Updated September 28, 2023
Economic Examples Introduction
You can find economics surrounding you every day, from choosing to buy a breakfast burrito to making a career decision. Economics is not just present in complex government policies but also in the everyday decisions you make.
Today, we will look at various real-life economic examples of economic principles and factors that affect us and the world around us.
Real-World Economic Examples
Here are some real-world economic examples related to major economics concepts.
Inflation is when prices of goods and services keep increasing constantly. This continuous increase in prices reduces the consumers’ purchasing power. For example, the amount of money that lets us buy 100 things today will only let us buy 50 things in the future. So, with the same amount of money, we can’t buy as many things or services as we could before.
In August 2023, the US experienced a 3.7% increase in prices compared to August 2022. This means that the prices of goods and services, on average, increased by 3.7%. For instance, the prices of food items increased 4.3% in the last 12 months.
2. Trade War
A trade war is an economic conflict between countries. It occurs when countries engage in a series of actions, such as imposing tariffs (taxes) and trade barriers on each other’s goods and services. These actions escalate trade tensions, often leading to a decrease in international trade and causing disruptions in the global economy.
In 2002, George Bush added 8% to 30% tariffs on imported steel goods to support the struggling American steel industry. This tariff affected 29% of imports, leading the European Union (EU) to file a complaint to the World Trade Organization (WTO). The EU also threatened to put 100% tariffs on American products like fruit juice, T-shirts, etc. However, in December 2003, George Bush removed the tariffs, resolving the trade war.
3. Gross Domestic Product (GDP)
GDP is a metric that countries use to calculate the total value of all goods and services generated within the country during a specific period (year or quarter). When a country’s GDP goes up, it usually means the economy is growing or getting better.
As of 2022, global GDP exceeded $100 trillion, with the United States leading at $25 trillion, accounting for approximately a quarter of the world’s GDP. China ranked second, followed by Japan and Germany.
4. Supply and Demand
Supply refers to the quantity of a product or service that producers can provide in the market. Demand, on the other hand, represents the quantity of that product or service that consumers want to buy. The interplay between supply and demand sets the price and accessibility of goods and services within an economy.

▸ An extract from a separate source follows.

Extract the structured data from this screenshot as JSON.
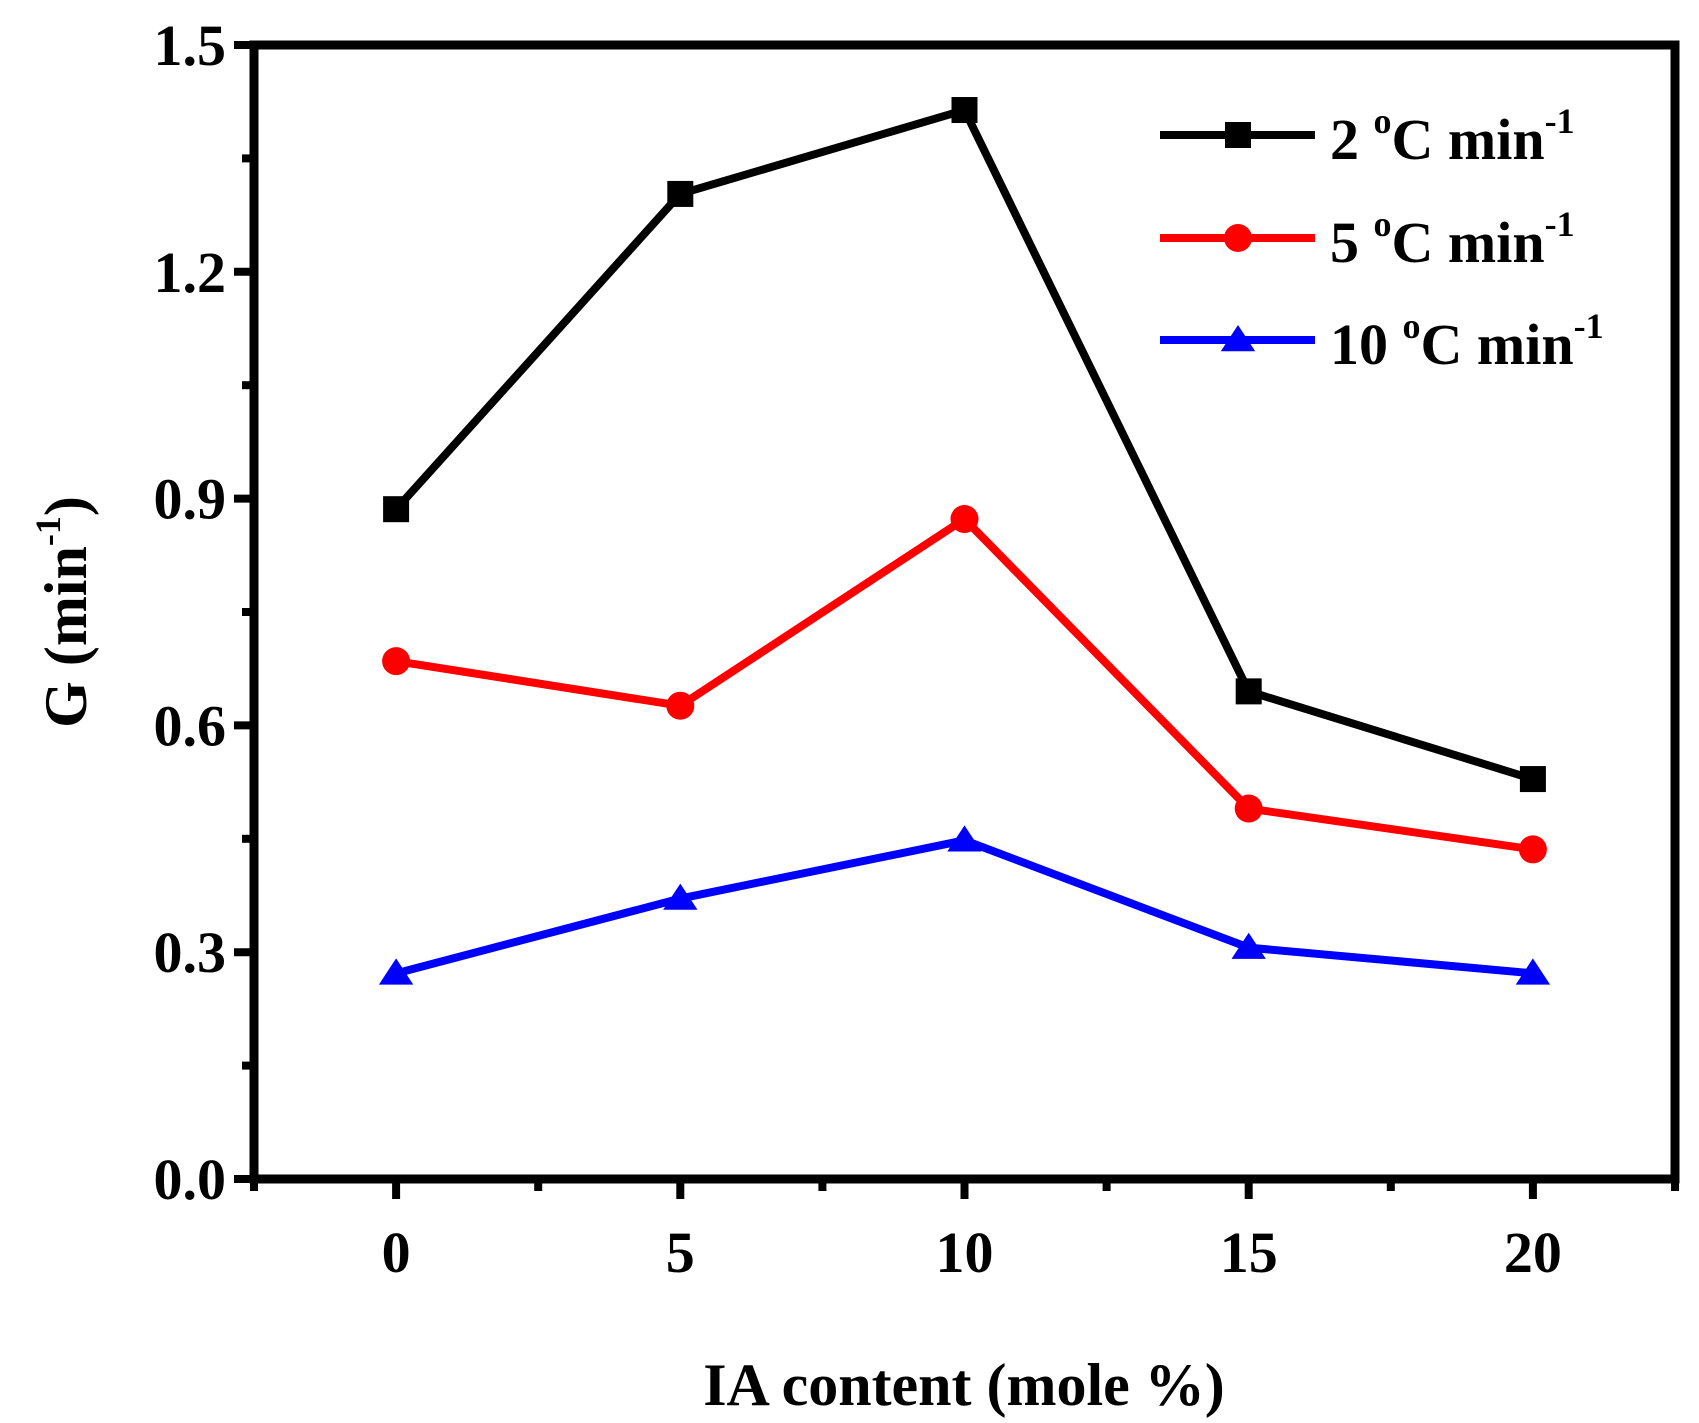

Since before 2020, there has been a global shortage of semiconductors. These are important parts useful in creating phones, cars, and medical devices. The shortage was due to the supply and demand mismatch, which resulted from factors like increased demand for semiconductors in various industries, difficulties in getting the required materials, and unexpected events like factory fires and the COVID-19 pandemic. To address this shortage, the private sector is working to increase production, manage supply chains more effectively, and design products that use semiconductors efficiently.
6. Opportunity Costs
Opportunity Cost is the cost of choosing one option over another. It is the value of the option you give up when you allocate your resources (like time, money, or effort) to a particular choice. Essentially, it’s the value of what you could have gained but didn’t because you chose a different path.
Imagine a company that has some extra money to invest, and they have two options:
- Option 1: Invest in the stock market, which can give them a 15% annual return.
- Option 2: Upgrade their equipment, which will generate a 12% annual return.
Now, if the company chooses Option 2 (upgrading equipment), they miss out on the extra 3% (15% -12%) they could have made with Option 1 (stock market). That 3% they miss out on is called the “opportunity cost.” It’s the profit they give up by choosing one option over the other.
7. Sunk Cost
A sunk cost is the amount of funds/resources that a company/individual has already spent and cannot recover. The concept educates businesses that sunk costs should not influence their future choices or actions. This is because these past expenditures are irrelevant to future decisions.
A company produces basic cricket bats for $50 and sells them for $90. They are thinking about making better-quality bats, which could cost an extra $20 each. They have already spent money on things like the factory and warehouse, which they can’t get back (sunk costs). So, the decision to make better bats depends mainly on whether they want to spend that extra $20 per bat or not.
The above economic examples gave an overview of various economic concepts, including supply and demand, opportunity costs, sunk costs, trade wars, inflation, GDP, and unemployment. While these examples may not include all variants, they provide good economic insight.